Gracias a los cursos de la Consejería de Agricultura, Joan pudo reaccionar a tiempo.

Gustavo Duch. Revista El Ecologista nº 75.

Gracias a los cursos de la Consejería de Agricultura, Joan pudo reaccionar a tiempo. Asistió a varios talleres donde le contaron –con pelos y señales– cómo evitar inhalaciones procedentes de los fitosanitarios empleados en las tareas del campo, qué ropa llevar, qué mascarillas utilizar, cuándo y cuántas veces ducharse. Tan bien se lo explicaron, tan a fondo, que le salvaron la vida. “Estoy envenenando la tierra”, y Joan se hizo ecoagricultor para no morir autointoxicado. Su pequeña parcela, fértil y sana, alimenta a decenas de familias y lo continuará haciendo durante muchos años. Sí, son pocas familias pero cada vez más, y son mucho más que todo lo que conseguirá el derroche de la agricultura industrial.

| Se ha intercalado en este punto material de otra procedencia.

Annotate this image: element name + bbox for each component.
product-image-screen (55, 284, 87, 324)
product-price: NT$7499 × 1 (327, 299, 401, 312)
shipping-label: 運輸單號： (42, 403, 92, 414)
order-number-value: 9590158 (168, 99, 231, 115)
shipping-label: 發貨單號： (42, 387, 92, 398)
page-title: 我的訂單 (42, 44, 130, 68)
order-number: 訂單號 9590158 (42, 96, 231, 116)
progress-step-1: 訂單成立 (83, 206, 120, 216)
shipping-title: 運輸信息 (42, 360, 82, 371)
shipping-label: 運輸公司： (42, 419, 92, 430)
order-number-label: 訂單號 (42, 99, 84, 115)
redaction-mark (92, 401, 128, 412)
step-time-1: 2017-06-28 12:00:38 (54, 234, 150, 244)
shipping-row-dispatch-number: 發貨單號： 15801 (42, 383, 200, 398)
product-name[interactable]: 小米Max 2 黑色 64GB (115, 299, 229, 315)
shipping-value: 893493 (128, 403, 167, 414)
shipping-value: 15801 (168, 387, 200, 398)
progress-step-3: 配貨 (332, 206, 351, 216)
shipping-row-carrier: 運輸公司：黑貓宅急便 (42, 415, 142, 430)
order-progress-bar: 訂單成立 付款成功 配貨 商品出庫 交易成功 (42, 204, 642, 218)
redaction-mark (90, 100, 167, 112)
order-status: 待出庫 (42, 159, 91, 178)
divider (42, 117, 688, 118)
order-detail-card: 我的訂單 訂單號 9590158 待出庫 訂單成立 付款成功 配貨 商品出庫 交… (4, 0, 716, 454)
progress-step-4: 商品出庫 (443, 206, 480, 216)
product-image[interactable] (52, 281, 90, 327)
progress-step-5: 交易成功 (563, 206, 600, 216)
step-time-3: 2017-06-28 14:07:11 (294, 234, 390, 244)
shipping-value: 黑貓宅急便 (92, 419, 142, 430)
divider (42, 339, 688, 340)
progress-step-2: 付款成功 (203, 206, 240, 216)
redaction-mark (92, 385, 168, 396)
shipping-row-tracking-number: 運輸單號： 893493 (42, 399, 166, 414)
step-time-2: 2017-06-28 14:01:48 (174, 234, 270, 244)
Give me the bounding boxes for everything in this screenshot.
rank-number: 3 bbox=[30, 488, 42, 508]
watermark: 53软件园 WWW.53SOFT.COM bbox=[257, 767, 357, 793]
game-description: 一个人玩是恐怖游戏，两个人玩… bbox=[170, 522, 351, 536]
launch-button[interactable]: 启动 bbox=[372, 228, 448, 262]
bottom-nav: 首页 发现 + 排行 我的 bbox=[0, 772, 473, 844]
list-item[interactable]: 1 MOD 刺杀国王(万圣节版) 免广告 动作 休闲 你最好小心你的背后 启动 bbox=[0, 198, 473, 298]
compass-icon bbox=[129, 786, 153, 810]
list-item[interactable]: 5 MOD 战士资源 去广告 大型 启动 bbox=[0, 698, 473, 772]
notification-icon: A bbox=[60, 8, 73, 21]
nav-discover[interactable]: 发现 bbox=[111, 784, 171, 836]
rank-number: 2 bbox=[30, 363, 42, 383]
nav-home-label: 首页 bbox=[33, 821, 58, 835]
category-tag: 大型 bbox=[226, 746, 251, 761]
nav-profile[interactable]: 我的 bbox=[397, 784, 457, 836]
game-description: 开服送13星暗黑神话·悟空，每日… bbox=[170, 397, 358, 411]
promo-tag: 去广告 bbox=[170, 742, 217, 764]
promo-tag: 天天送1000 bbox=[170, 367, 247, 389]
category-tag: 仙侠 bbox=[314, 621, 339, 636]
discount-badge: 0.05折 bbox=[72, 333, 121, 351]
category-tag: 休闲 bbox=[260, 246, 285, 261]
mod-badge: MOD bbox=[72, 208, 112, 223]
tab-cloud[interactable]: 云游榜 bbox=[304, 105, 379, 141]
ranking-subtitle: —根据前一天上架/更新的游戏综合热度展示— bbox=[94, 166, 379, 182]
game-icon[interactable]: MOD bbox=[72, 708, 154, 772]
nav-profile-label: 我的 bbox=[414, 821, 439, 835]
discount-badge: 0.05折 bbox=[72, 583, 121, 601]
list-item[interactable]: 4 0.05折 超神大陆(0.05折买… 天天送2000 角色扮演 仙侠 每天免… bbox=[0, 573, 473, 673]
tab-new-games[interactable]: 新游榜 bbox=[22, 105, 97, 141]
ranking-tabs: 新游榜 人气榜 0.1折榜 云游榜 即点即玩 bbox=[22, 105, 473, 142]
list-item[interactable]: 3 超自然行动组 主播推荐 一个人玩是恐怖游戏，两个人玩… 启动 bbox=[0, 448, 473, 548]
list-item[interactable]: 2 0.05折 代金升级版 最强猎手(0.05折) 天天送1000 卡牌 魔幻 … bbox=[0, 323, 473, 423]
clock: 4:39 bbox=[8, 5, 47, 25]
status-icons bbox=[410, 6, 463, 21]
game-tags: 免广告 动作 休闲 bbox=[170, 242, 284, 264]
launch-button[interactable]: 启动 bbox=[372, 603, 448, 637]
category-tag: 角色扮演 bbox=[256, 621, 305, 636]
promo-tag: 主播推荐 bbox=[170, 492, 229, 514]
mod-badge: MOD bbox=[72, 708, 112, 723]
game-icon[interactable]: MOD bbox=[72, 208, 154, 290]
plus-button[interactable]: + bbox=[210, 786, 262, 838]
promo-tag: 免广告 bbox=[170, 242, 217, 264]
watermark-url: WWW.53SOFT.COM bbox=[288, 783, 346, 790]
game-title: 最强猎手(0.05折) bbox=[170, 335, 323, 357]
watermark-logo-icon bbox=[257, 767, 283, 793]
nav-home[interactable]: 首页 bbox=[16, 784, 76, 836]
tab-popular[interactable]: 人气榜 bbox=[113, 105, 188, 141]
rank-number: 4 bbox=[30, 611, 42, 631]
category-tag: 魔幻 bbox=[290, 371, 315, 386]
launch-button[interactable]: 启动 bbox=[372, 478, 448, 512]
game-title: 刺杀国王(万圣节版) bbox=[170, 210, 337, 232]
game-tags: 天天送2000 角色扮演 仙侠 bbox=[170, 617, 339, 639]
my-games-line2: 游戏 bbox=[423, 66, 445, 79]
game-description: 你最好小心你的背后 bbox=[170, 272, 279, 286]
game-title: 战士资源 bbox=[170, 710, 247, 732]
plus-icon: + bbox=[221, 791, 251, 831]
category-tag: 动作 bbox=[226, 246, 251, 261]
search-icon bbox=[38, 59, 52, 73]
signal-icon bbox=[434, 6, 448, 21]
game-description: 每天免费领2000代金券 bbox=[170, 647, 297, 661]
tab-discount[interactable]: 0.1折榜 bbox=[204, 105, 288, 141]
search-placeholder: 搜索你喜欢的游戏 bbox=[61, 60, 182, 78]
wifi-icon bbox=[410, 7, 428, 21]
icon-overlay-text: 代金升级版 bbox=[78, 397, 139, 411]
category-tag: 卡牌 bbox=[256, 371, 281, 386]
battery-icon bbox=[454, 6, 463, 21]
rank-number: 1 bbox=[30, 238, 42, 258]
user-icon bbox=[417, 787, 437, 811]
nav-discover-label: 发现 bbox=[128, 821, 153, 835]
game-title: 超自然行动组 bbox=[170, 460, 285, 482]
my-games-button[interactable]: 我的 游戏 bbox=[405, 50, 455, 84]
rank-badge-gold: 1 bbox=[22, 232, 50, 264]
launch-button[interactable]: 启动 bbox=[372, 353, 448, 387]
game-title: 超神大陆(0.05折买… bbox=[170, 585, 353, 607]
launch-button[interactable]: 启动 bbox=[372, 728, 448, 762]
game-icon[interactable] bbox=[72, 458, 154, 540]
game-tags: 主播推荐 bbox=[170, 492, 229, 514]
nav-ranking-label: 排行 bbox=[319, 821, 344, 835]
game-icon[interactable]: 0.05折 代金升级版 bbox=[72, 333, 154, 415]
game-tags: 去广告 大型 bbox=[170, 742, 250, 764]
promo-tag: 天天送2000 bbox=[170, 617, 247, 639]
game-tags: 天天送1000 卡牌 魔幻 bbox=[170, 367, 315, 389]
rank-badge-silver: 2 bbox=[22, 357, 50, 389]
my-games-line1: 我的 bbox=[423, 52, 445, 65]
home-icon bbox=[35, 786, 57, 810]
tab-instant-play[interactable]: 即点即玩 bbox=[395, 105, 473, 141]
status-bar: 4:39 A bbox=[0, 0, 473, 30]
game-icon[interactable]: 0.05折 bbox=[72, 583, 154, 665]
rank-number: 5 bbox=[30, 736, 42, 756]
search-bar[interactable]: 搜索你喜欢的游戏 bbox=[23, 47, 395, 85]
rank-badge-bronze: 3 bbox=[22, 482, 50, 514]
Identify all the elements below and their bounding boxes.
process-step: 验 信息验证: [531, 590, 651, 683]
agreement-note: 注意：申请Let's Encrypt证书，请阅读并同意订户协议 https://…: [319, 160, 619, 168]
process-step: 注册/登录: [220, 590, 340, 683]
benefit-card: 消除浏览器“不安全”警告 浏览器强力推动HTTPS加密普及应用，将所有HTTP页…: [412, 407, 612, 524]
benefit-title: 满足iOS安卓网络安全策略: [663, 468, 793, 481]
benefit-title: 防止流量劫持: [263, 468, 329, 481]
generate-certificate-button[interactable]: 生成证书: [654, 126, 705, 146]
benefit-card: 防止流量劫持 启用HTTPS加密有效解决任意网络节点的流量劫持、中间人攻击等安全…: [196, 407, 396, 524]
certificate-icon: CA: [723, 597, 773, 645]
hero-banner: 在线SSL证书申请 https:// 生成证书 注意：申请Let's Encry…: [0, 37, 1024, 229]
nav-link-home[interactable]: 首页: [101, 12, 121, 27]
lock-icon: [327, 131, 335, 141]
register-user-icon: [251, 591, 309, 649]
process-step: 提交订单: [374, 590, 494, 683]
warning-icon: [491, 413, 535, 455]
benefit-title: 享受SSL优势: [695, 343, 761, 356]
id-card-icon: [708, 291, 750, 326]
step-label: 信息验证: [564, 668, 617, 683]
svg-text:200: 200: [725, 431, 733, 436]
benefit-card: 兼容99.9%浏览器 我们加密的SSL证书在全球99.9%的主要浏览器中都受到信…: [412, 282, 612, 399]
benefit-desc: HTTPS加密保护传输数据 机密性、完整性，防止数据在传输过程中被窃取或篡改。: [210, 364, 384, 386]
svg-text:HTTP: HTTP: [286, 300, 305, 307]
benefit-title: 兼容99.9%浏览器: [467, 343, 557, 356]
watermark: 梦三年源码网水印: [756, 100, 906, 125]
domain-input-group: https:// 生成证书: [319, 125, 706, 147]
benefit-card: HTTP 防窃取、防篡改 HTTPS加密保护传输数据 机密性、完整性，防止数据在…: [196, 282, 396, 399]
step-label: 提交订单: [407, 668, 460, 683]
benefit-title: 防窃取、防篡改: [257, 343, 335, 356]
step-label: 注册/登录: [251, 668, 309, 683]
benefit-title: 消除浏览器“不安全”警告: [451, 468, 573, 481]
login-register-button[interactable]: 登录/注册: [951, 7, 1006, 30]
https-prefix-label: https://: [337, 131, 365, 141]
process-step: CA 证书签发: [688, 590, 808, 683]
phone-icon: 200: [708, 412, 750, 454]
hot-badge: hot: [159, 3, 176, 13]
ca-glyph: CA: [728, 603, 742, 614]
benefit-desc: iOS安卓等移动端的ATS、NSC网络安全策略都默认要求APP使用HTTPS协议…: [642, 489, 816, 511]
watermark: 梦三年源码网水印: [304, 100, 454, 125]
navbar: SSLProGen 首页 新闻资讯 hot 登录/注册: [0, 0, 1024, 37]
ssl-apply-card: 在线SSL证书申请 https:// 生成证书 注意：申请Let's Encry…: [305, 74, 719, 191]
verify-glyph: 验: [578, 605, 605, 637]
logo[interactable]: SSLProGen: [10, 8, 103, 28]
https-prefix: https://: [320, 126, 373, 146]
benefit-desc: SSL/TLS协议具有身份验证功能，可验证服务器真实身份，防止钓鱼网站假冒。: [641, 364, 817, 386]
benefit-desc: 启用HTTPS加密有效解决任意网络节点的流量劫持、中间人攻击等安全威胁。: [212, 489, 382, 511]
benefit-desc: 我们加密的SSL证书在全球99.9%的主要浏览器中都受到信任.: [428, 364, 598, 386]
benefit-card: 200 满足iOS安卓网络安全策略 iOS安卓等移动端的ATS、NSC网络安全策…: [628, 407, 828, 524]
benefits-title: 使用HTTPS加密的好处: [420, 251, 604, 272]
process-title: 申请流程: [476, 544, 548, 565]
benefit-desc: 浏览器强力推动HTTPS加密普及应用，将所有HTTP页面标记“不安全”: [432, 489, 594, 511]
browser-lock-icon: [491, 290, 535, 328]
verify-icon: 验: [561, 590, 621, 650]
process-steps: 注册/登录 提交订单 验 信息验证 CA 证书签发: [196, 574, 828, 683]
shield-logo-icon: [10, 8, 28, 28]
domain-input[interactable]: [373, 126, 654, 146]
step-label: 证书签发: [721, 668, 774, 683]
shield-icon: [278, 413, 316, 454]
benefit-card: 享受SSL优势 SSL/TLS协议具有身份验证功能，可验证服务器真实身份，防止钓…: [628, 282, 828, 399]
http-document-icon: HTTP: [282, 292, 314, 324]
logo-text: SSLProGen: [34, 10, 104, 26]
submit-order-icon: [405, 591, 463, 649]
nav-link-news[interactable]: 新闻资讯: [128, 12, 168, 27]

Se encuentran en las calles y plazas de las ciudades, con sus equipos de naturalistas: cazamariposas, lupa, prismáticos… En frascos de cristal conservan –para que de ahí no salgan– a los malos bichos que mucho daño hacen con sus picaduras y envenenamientos, por ejemplo, bancos que especulan con el medio ambiente o las tierras fértiles

Le vemos pasar frente a nuestras casas una o dos veces al mes. Con su séquito, el Ministro de Medio Ambiente del Barrio va trabajando desde buena mañana. Recoge cartones de los contenedores o aquellos apilados en cualquier esquina, mientras sus perros olisquean y mean las basuras. Varios miles de árboles del planeta siguen generando sombra y oxígeno gracias al ecologismo de estos cartoneros pobres. Es poco pero son muchos y hacen más que lograron todos los ministros oficialmente nombrados con sus programas oficiales.

El Ejército logró limpiar las costas gallegas de aquellos mazacotes de petróleo que el Prestige y la incompetencia política vertieron sobre el mar. Un ejército de seres humanos pacifistas y ecologistas que, sin coroneles ni órdenes de mando, ejerció cariño, ternura, afecto y respeto para su MadreMar. Nunca más.

Si los acuíferos, ríos y lagos llevan y guardan algo de agua, aún, debemos agradecerlo a fantásticos proyectos que en importantes comidas de trabajo se contagian de boca a boca. “Este río lo desviamos por aquí, hacemos un pantano por allá y movemos de sitio estos pueblos”, son disparates que no se escuchan en las mesas del comedor escolar, donde un niño le cuenta a otro –“hay que cerrar el grifo al lavarse los dientes, así tendremos agua todo el verano”–. Es poco, pero son muchas niñas y niños que logran más que muchos Departamentos económicamente bien dotados.

El Rey del país que se presume defensor de la biodiversidad, posa con los animales que encuentra a su paso. Con un elefante que cazó, quedó retratado. Sus súbditos insubordinados siguen su ejemplo pero al revés: en los huertos cultivan muchas variedades autóctonas y se intercambian semillas entre campesinas y campesinos; en los montes desahuciados recuperan razas locales de cabras casi extinguidas; y en pueblos abandonados hay asociaciones para cuidar del murciélago vulgar. Actúan como reyes para el reino animal y como príncipes para el reino vegetal. Es poco, pero como son muchos, les debemos mucho.

El activismo ecologista de la gente, que parece irrelevante, anecdótico o minoritario, consigue mucho más que ministros, reyes, departamentos y consejerías, que mucho dicen que hacen pero mucho de lo que hacen, lo hacen mal.